Enabling Kaniko cache in your builds

You can enable Kaniko cache in a Docker build by replacing the cloud-builders/docker workers with kaniko-project/executor workers in your cloudbuild.yaml file as follows:

Kaniko Build

steps:
- name: 'gcr.io/kaniko-project/executor:latest'
  args:
  - --destination=${_LOCATION}-docker.pkg.dev/$PROJECT_ID/${_REPOSITORY}/${_IMAGE}
  - --cache=true
  - --cache-ttl=XXh

Docker Build

steps:
- name: gcr.io/cloud-builders/docker
  args: ['build', '-t', '${_LOCATION}-docker.pkg.dev/$PROJECT_ID/${_REPOSITORY}/${_IMAGE}', '.']
images:
- '${_LOCATION}-docker.pkg.dev/$PROJECT_ID/${_REPOSITORY}/${_IMAGE}'

where:

--destination=${_LOCATION}-docker.pkg.dev/$PROJECT_ID/${_REPOSITORY}/${_IMAGE} is the target container image. Cloud Build automatically substitutes the PROJECT_ID from the project containing the Dockerfile. The LOCATION, REPOSITORY and IMAGE are user-defined substitutions.
LOCATION is the is the regional or multi-regional location of the repository where the image is stored, for example us-east1.
REPOSITORYis the name of the repository where the image is stored.
IMAGE is the image's name.
--cache=true enables Kaniko cache.
--cache-ttl=XXh sets the cache expiration time, where XX is hours until cache expiration.

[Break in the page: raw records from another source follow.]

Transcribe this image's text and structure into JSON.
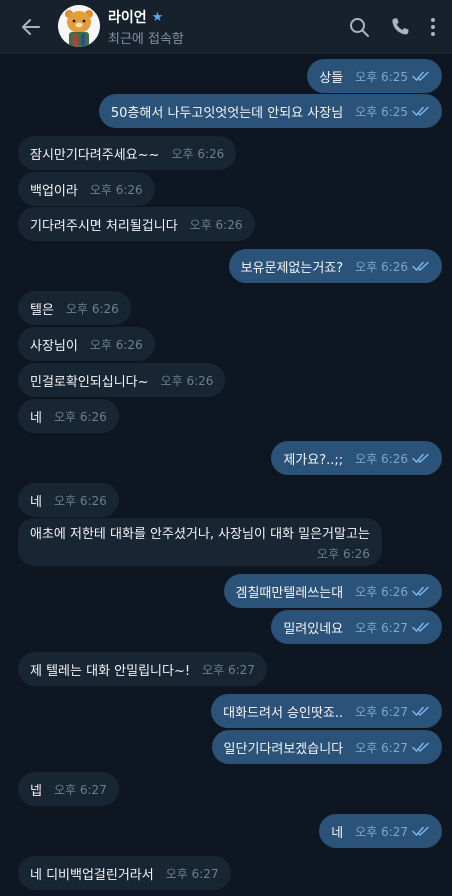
{
  "header": {
    "title": "라이언",
    "status": "최근에 접속함",
    "accent": "#5ea8f0",
    "icons": [
      "back-arrow-icon",
      "verified-star-icon",
      "search-icon",
      "phone-icon",
      "more-vertical-icon"
    ]
  },
  "messages": [
    {
      "dir": "out",
      "text": "상들",
      "time": "오후 6:25"
    },
    {
      "dir": "out",
      "text": "50층해서 나두고잇엇엇는데 안되요 사장님",
      "time": "오후 6:25"
    },
    {
      "dir": "in",
      "text": "잠시만기다려주세요~~",
      "time": "오후 6:26"
    },
    {
      "dir": "in",
      "text": "백업이라",
      "time": "오후 6:26"
    },
    {
      "dir": "in",
      "text": "기다려주시면 처리될겁니다",
      "time": "오후 6:26"
    },
    {
      "dir": "out",
      "text": "보유문제없는거죠?",
      "time": "오후 6:26"
    },
    {
      "dir": "in",
      "text": "텔은",
      "time": "오후 6:26"
    },
    {
      "dir": "in",
      "text": "사장님이",
      "time": "오후 6:26"
    },
    {
      "dir": "in",
      "text": "민걸로확인되십니다~",
      "time": "오후 6:26"
    },
    {
      "dir": "in",
      "text": "네",
      "time": "오후 6:26"
    },
    {
      "dir": "out",
      "text": "제가요?..;;",
      "time": "오후 6:26"
    },
    {
      "dir": "in",
      "text": "네",
      "time": "오후 6:26"
    },
    {
      "dir": "in",
      "text": "애초에 저한테 대화를 안주셨거나, 사장님이 대화 밀은거말고는",
      "time": "오후 6:26"
    },
    {
      "dir": "out",
      "text": "겜칠때만텔레쓰는대",
      "time": "오후 6:26"
    },
    {
      "dir": "out",
      "text": "밀려있네요",
      "time": "오후 6:27"
    },
    {
      "dir": "in",
      "text": "제 텔레는 대화 안밀립니다~!",
      "time": "오후 6:27"
    },
    {
      "dir": "out",
      "text": "대화드려서 승인땃죠..",
      "time": "오후 6:27"
    },
    {
      "dir": "out",
      "text": "일단기다려보겠습니다",
      "time": "오후 6:27"
    },
    {
      "dir": "in",
      "text": "넵",
      "time": "오후 6:27"
    },
    {
      "dir": "out",
      "text": "네",
      "time": "오후 6:27"
    },
    {
      "dir": "in",
      "text": "네 디비백업걸린거라서",
      "time": "오후 6:27"
    }
  ]
}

See Configuring the cache expiration time.

If you run builds using the gcloud builds submit --tag [IMAGE] command, you can enable Kaniko cache by setting the property builds/use_kaniko to True as shown below:

gcloud config set builds/use_kaniko True

Example: Using Kaniko cache in a Node.js build

This example shows how to run incremental builds for Node.js apps using general Dockerfile best practices. The practices here apply to builds in all other supported languages.

Here, you move directives that are unlikely to change between builds to the top of your Dockerfile, and move directives that are likely to change to the bottom. This makes the build process more incremental and can increase build speeds.

Consider the following Dockerfile:

FROM node:8
WORKDIR /usr/src/app
COPY package*.json ./
RUN npm install
COPY . .
CMD [ "npm", "start" ]

This Dockerfile does the following:

Installs a Node.js app based on Node.js best practices.
Runs the app when the image is run.

When you run this build, Cloud Build must run each step every time the build runs as there is no cross-build image layer cache in Cloud Build. However, when you run this build with Kaniko cache enabled, the following happens:

During the first run, Cloud Build runs every step and each directive writes a layer to the container image registry.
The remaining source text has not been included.